The resolution called for the resumption of consultations between Morocco Algeria The Polisarion front and Mauritania.
The Polisario, which threatened a few days ago to take up arms again, which it had deposited under the 1991 ceasefire agreement, responded quickly to the UN resolution, stating that it “will continue to intensify the national liberation struggle in the face of the failure of the United Nations to ensure the implementation of the mandate of its mission for the referendum in Western Sahara.
It must be said that the threat of the resumption of the war between The Polisario front with Morocco is plausible.
Former Colonel of the Mauritanian army and Expert in Strategy and Communication, El Boukhary Mohamed Mouemel says though Mauritania has not given a public position, but this does not mean that it has remained with its hands folded; it has worked on the issue through diplomatic channels more or less discreetly according to him.
“I do not personally think that it will have military complications or military aggravation to the point of triggering an armed conflict or something neither of the parties find its interesting”, Mouemel says.

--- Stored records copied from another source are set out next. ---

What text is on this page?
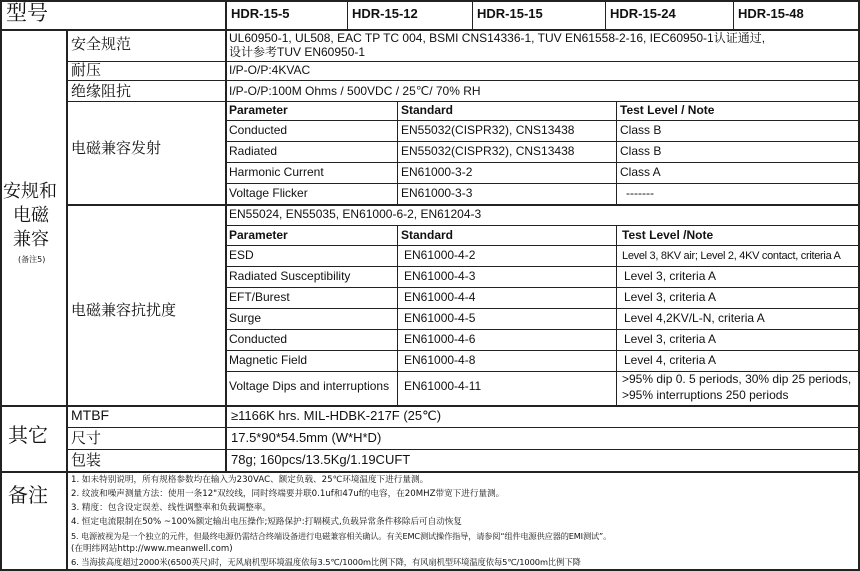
型号	HDR-15-5	HDR-15-12	HDR-15-15	HDR-15-24	HDR-15-48
安规和
电磁
兼容
(备注5)
安全规范	UL60950-1, UL508, EAC TP TC 004, BSMI CNS14336-1, TUV EN61558-2-16, IEC60950-1认证通过,
设计参考TUV EN60950-1
耐压	I/P-O/P:4KVAC
绝缘阻抗	I/P-O/P:100M Ohms / 500VDC / 25℃/ 70% RH
电磁兼容发射
Parameter	Standard	Test Level / Note
Conducted	EN55032(CISPR32), CNS13438	Class B
Radiated	EN55032(CISPR32), CNS13438	Class B
Harmonic Current	EN61000-3-2	Class A
Voltage Flicker	EN61000-3-3	-------
电磁兼容抗扰度
EN55024, EN55035, EN61000-6-2, EN61204-3
Parameter	Standard	Test Level /Note
ESD	EN61000-4-2	Level 3, 8KV air; Level 2, 4KV contact, criteria A
Radiated Susceptibility	EN61000-4-3	Level 3, criteria A
EFT/Burest	EN61000-4-4	Level 3, criteria A
Surge	EN61000-4-5	Level 4,2KV/L-N, criteria A
Conducted	EN61000-4-6	Level 3, criteria A
Magnetic Field	EN61000-4-8	Level 4, criteria A
Voltage Dips and interruptions EN61000-4-11	>95% dip 0. 5 periods, 30% dip 25 periods,
>95% interruptions 250 periods
其它
MTBF	≥1166K hrs. MIL-HDBK-217F (25℃)
尺寸	17.5*90*54.5mm (W*H*D)
包装	78g; 160pcs/13.5Kg/1.19CUFT
备注
1. 如未特别说明，所有规格参数均在输入为230VAC、额定负载、25℃环境温度下进行量测。
2. 纹波和噪声测量方法：使用一条12"双绞线，同时终端要并联0.1uf和47uf的电容，在20MHZ带宽下进行量测。
3. 精度：包含设定误差、线性调整率和负载调整率。
4. 恒定电流限制在50% ~100%额定输出电压操作;短路保护:打嗝模式,负载异常条件移除后可自动恢复
5. 电源被视为是一个独立的元件，但最终电源仍需结合终端设备进行电磁兼容相关确认。有关EMC测试操作指导，请参阅“组件电源供应器的EMI测试”。
(在明纬网站http://www.meanwell.com)
6. 当海拔高度超过2000米(6500英尺)时，无风扇机型环境温度依每3.5℃/1000m比例下降，有风扇机型环境温度依每5℃/1000m比例下降
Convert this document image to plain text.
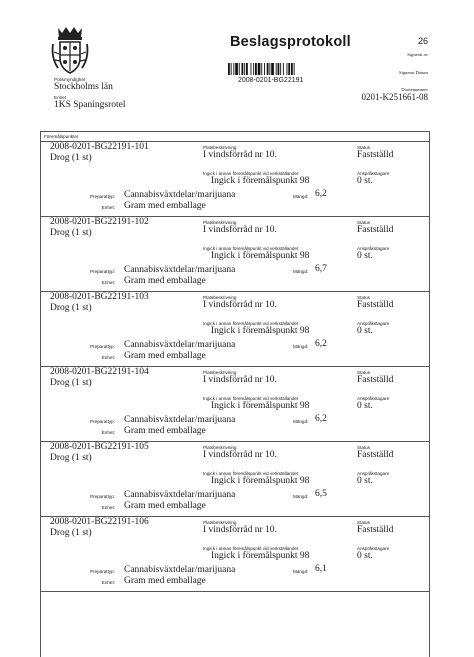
Beslagsprotokoll
2008-0201-BG22191
Polismyndighet
Stockholms län
Enhet
1KS Spaningsrotel
26
Signerat av
Signerat Datum
Diarienummer
0201-K251661-08
Föremålspunkter
2008-0201-BG22191-101
Drog (1 st)
Platsbeskrivning
I vindsförråd nr 10.
Ingick i annan föremålspunkt vid verkställandet
Ingick i föremålspunkt 98
Status
Fastställd
Anspråkstagare
0 st.
Preparattyp: Cannabisväxtdelar/marijuana	Mängd: 6,2
Enhet: Gram med emballage
2008-0201-BG22191-102
Drog (1 st)
Platsbeskrivning
I vindsförråd nr 10.
Ingick i annan föremålspunkt vid verkställandet
Ingick i föremålspunkt 98
Status
Fastställd
Anspråkstagare
0 st.
Preparattyp: Cannabisväxtdelar/marijuana	Mängd: 6,7
Enhet: Gram med emballage
2008-0201-BG22191-103
Drog (1 st)
Platsbeskrivning
I vindsförråd nr 10.
Ingick i annan föremålspunkt vid verkställandet
Ingick i föremålspunkt 98
Status
Fastställd
Anspråkstagare
0 st.
Preparattyp: Cannabisväxtdelar/marijuana	Mängd: 6,2
Enhet: Gram med emballage
2008-0201-BG22191-104
Drog (1 st)
Platsbeskrivning
I vindsförråd nr 10.
Ingick i annan föremålspunkt vid verkställandet
Ingick i föremålspunkt 98
Status
Fastställd
Anspråkstagare
0 st.
Preparattyp: Cannabisväxtdelar/marijuana	Mängd: 6,2
Enhet: Gram med emballage
2008-0201-BG22191-105
Drog (1 st)
Platsbeskrivning
I vindsförråd nr 10.
Ingick i annan föremålspunkt vid verkställandet
Ingick i föremålspunkt 98
Status
Fastställd
Anspråkstagare
0 st.
Preparattyp: Cannabisväxtdelar/marijuana	Mängd: 6,5
Enhet: Gram med emballage
2008-0201-BG22191-106
Drog (1 st)
Platsbeskrivning
I vindsförråd nr 10.
Ingick i annan föremålspunkt vid verkställandet
Ingick i föremålspunkt 98
Status
Fastställd
Anspråkstagare
0 st.
Preparattyp: Cannabisväxtdelar/marijuana	Mängd: 6,1
Enhet: Gram med emballage
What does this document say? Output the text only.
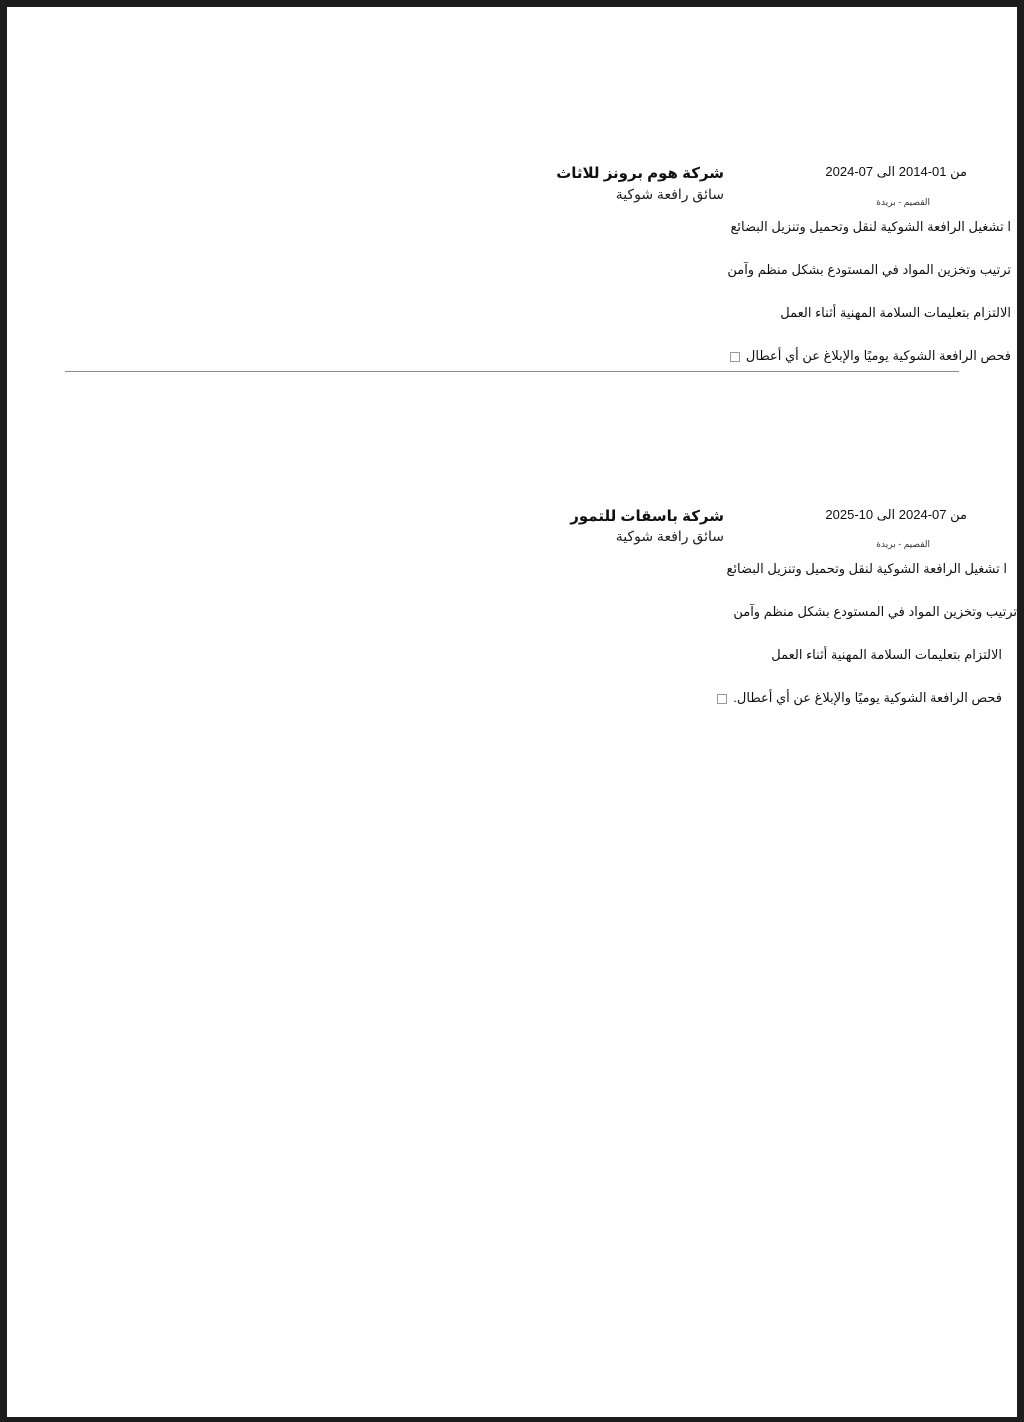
شركة هوم برونز للاثاث
سائق رافعة شوكية
من 01-2014 الى 07-2024
القصيم - بريدة
ا تشغيل الرافعة الشوكية لنقل وتحميل وتنزيل البضائع
ترتيب وتخزين المواد في المستودع بشكل منظم وآمن
الالتزام بتعليمات السلامة المهنية أثناء العمل
فحص الرافعة الشوكية يوميًا والإبلاغ عن أي أعطال
شركة باسقات للتمور
سائق رافعة شوكية
من 07-2024 الى 10-2025
القصيم - بريدة
ا تشغيل الرافعة الشوكية لنقل وتحميل وتنزيل البضائع
ترتيب وتخزين المواد في المستودع بشكل منظم وآمن
الالتزام بتعليمات السلامة المهنية أثناء العمل
فحص الرافعة الشوكية يوميًا والإبلاغ عن أي أعطال.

The territory of Western Sahara has been included since 1966 on the list of Non-Self-Governing Territories, eligible for the application of resolution 1514 of the UN General Assembly, the resolution declaring the granting of independence to colonial countries and peoples.
According to the Moroccan foreign affairs ministry there are now over 15 foreign missions in Western Sahara with the latest being that of the United Arab Emirates UAE.
This analysts suggests is a positive development for Morocco which controls nearly 80 per cent in the decades-long Western Sahara conflict and to preserving peace in the region.
The disputed western sahara is a former spanish colony that extends over an area of 266, 000 kilometres.